The race includes two other candidates: Angel Montalvo, a Democrat who has reported raising $1,316 to date; and Ian Anthony Medina, an independent whose campaign lists no funds raised.
Perez and Salazar share some commonalities. Both are daughters of Cuban exiles. Both grew up in Miami-Dade County. And until six years ago, when Perez returned to Miami after working as a GOP staffer, both were registered Republicans.
But Perez, a local business owner who has a daughter with her wife, Monica, is an active member of Miami-Dade’s LGBTQ community, serving on two advisory boards. She’s also a cancer survivor, having beaten stage 4 follicular lymphoma.

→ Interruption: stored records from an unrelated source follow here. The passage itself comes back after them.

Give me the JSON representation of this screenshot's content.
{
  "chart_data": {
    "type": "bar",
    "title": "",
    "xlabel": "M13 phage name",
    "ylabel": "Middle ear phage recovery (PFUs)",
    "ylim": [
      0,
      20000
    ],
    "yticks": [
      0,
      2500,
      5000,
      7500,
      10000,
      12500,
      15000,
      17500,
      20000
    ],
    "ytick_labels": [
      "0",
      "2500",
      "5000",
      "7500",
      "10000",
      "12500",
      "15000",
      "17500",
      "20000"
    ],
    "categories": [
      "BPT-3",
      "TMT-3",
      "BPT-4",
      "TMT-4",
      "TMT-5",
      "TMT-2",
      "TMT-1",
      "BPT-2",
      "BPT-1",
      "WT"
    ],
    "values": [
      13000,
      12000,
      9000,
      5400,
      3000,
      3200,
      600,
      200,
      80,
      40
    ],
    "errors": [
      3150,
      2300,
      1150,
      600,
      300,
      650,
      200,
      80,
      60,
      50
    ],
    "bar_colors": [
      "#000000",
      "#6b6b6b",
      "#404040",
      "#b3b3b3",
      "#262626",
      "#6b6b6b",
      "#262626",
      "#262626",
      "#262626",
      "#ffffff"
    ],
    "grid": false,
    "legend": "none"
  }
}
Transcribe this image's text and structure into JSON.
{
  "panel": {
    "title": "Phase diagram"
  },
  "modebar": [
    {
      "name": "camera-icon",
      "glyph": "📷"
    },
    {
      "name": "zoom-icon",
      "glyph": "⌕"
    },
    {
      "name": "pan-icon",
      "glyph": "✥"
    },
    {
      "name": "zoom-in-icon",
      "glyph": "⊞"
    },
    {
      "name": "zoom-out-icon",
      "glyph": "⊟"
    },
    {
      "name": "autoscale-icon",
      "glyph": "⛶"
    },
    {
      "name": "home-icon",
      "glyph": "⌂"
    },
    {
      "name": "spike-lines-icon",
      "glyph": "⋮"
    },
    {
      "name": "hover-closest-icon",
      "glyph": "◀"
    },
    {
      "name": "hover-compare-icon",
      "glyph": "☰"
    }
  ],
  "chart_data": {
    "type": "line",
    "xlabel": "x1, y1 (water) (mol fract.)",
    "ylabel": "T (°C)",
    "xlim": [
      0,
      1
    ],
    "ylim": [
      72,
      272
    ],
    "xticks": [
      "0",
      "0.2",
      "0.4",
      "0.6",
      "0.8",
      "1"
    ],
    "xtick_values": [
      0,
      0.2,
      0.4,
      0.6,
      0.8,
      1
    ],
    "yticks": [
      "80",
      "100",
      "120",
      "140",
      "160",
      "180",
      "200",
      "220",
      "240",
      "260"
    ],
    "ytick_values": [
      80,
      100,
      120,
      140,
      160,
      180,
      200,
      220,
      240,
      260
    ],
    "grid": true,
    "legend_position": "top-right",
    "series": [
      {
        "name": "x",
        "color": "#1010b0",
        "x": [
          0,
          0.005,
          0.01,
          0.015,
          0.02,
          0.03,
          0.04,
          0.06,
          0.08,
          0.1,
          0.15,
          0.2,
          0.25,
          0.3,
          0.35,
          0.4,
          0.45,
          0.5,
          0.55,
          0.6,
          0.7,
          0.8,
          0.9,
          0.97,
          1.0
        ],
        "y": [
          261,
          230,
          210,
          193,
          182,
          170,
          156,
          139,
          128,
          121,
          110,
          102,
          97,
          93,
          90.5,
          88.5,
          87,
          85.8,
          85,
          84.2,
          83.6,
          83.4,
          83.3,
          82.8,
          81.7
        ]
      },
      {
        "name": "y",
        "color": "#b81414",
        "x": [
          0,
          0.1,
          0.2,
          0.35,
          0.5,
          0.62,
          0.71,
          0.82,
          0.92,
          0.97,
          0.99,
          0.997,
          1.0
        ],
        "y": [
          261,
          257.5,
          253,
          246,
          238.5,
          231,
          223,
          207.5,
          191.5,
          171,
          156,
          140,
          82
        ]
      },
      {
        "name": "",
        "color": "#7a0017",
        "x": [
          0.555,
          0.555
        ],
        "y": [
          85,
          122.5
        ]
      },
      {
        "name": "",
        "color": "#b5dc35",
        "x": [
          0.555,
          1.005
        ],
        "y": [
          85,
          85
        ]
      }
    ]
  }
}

Those and other issues, Perez told Florida Politics, compelled her to challenge Salazar, who offered support for a House Republican tax proposal that would have slashed Medicaid and was among three Miami-Dade Republicans this year to vote against the Equality Act, a bill meant to improve protections against gender- and sexual orientation-based discrimination.
Perez said she was “extremely excited” to share LPAC’s endorsement due to their shared commitment to positive national change.
“As I think about my daughter’s generation, my wife, and all the members of the LGBTQ community, we need leaders who will fight for a future where everyone is respected and protected fairly, regardless of their background,” she said in a statement. “We need to achieve economic security for our families and as a cancer survivor, I know that access to healthcare must be a fundamental right because no one should face bankruptcy from an illness.”